Donovan, Congress Vote to Support Law Enforcement
Washington, DC—May 18, 2017....Congressman Dan Donovan (NY-11) and the U.S. House of Representatives this week voted to pass two bills to support law enforcement officers. The Thin Blue Line Act (H.R. 115) toughens penalties against criminals who harm or kill law enforcement officers, and the American Law Enforcement Heroes Act of 2017 (H.R. 1428) bolsters law enforcement job opportunities for veterans.
Congressman Donovan said, “The brave men and women who protect and serve our communities deserve our gratitude and appreciation. These bills are critical to deterring threats against police officers, and to easing the transition into civilian life for returning service members.
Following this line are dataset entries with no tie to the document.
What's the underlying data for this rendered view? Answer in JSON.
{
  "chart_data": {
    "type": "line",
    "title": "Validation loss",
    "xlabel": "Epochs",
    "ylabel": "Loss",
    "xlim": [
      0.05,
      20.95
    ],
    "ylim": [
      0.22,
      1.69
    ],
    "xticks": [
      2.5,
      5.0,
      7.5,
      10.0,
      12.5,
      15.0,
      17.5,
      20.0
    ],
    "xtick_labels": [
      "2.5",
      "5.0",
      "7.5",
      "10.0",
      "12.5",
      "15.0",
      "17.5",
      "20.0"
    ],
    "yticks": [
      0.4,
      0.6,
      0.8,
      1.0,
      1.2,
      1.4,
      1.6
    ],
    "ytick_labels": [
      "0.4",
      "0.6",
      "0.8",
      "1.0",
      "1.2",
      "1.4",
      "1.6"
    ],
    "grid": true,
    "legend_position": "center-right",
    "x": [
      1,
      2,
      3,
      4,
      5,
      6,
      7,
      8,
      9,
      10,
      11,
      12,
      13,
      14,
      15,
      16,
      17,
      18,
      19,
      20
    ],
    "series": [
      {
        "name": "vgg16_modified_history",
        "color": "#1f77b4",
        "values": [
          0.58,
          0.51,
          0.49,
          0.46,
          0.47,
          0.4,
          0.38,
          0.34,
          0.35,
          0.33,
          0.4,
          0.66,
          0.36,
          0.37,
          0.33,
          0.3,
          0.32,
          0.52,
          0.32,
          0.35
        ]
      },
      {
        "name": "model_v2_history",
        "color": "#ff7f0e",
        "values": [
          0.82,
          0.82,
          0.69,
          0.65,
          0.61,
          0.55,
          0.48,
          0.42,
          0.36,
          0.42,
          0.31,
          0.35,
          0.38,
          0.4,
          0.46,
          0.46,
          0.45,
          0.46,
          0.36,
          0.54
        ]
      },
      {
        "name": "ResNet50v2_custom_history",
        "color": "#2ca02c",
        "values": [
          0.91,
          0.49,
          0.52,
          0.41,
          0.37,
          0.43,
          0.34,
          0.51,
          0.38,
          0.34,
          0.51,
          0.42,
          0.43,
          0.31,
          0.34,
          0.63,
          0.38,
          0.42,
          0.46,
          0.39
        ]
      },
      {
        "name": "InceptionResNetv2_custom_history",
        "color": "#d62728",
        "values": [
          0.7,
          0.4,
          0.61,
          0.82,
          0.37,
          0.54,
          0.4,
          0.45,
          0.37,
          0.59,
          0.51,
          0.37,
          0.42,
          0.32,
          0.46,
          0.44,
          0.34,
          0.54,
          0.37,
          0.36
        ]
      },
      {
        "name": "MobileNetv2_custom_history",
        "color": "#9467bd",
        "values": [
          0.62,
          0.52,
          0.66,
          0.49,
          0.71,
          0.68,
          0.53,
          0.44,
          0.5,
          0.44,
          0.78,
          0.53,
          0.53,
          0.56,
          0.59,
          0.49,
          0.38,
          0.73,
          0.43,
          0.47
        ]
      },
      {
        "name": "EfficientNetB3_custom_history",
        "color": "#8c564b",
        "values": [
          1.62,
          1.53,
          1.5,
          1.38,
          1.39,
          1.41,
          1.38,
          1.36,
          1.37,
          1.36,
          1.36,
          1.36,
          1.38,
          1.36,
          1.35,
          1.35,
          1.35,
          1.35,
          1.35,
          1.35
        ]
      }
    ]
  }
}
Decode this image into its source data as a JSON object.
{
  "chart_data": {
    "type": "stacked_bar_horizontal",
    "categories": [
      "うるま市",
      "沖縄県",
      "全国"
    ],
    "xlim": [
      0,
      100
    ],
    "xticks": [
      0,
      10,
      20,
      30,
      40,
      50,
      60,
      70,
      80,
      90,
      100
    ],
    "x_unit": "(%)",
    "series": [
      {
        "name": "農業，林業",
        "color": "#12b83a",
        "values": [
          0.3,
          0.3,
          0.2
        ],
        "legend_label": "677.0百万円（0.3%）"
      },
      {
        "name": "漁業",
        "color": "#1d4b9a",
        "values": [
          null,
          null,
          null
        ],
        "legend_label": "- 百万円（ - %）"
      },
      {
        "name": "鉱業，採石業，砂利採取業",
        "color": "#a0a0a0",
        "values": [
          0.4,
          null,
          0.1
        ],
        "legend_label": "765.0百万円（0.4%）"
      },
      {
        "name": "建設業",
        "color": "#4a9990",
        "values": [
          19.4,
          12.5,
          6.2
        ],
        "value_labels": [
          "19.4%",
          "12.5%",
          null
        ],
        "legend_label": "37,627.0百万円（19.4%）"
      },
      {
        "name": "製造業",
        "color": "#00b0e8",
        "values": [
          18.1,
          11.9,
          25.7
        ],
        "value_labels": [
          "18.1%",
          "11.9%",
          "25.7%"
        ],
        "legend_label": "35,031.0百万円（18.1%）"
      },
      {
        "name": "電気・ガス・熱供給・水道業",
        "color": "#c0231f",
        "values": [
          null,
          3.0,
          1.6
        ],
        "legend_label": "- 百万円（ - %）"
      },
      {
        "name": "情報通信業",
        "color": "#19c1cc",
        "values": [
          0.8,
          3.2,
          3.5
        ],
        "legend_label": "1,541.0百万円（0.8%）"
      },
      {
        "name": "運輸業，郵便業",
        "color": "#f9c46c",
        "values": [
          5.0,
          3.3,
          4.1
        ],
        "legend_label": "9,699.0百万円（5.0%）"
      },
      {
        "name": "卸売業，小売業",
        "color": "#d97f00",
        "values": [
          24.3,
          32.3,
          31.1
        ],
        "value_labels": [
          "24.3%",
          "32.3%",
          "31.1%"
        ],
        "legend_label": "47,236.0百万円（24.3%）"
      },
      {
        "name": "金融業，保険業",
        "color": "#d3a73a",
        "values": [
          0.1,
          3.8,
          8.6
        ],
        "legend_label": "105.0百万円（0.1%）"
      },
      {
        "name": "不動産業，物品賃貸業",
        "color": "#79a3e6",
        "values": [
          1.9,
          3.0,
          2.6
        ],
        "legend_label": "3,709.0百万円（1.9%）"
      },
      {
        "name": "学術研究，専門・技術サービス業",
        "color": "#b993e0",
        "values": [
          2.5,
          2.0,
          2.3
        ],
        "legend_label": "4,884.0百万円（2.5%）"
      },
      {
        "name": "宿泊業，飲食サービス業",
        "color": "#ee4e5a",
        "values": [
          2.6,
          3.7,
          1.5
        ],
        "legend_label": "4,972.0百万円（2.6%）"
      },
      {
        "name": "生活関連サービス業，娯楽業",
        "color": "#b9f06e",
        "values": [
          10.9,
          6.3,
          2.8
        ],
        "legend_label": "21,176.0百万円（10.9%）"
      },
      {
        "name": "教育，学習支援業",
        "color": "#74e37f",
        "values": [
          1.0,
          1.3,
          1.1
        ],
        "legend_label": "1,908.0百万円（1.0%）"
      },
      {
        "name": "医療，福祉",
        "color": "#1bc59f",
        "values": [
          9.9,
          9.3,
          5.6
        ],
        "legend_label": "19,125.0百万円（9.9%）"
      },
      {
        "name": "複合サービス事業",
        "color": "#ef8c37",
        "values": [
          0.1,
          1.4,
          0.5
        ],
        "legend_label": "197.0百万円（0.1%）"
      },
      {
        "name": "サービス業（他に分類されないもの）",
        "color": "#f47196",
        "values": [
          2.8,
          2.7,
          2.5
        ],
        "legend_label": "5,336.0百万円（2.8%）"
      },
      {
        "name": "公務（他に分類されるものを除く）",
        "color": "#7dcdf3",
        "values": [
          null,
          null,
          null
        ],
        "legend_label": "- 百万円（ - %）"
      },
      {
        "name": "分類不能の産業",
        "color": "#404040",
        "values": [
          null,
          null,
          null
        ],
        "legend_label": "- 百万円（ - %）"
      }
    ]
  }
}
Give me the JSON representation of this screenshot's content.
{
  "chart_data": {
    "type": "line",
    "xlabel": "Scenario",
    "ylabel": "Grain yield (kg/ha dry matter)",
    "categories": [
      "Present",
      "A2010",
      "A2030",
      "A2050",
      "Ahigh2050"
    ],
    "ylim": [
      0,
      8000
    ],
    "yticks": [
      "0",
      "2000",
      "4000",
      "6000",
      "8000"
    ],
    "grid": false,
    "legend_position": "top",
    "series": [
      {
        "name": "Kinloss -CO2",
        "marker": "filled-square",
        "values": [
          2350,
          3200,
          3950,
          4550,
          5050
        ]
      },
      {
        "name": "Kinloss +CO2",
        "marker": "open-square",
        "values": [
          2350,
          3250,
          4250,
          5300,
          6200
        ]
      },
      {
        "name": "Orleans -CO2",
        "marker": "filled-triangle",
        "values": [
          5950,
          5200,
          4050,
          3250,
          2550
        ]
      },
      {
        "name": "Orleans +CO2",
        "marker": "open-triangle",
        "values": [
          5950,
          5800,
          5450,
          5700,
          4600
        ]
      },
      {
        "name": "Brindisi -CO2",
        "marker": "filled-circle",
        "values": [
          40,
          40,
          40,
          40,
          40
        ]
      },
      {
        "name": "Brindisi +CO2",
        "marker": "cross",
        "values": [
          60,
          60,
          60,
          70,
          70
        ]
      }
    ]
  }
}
New York City is home to the greatest first responders in the world, and I will continue my work in Congress to support them.”
The Thin Blue Line Act toughens penalties against those who kill or attempt to kill police officers, firefighters, or other first responders. The bill expands considerations for the federal death penalty to include the killing of state and local law enforcement officers and first responders. Under current law, the death penalty can only be considered for murdering federal law enforcement officers. Stricter penalties for those who harm or target law enforcement will deter violence against officers and ensure criminals face appropriate punishment for their crimes.
H.R. 1428 incentivizes state and local governments to hire military veterans for law enforcement jobs. The bill prioritizes the receipt of funding from the U.S. Department of Justice COPS grant program to localities that hire and train veterans for law enforcement positions. This legislation will bolster the strength of our law enforcement departments, and help our brave service members more easily transition into the next phase of their careers.
The passage of these bills coincides with National Police Week, a time to honor and thank the men and women in blue who selflessly serve and protect our communities each day.
The bills will now go to the Senate for consideration.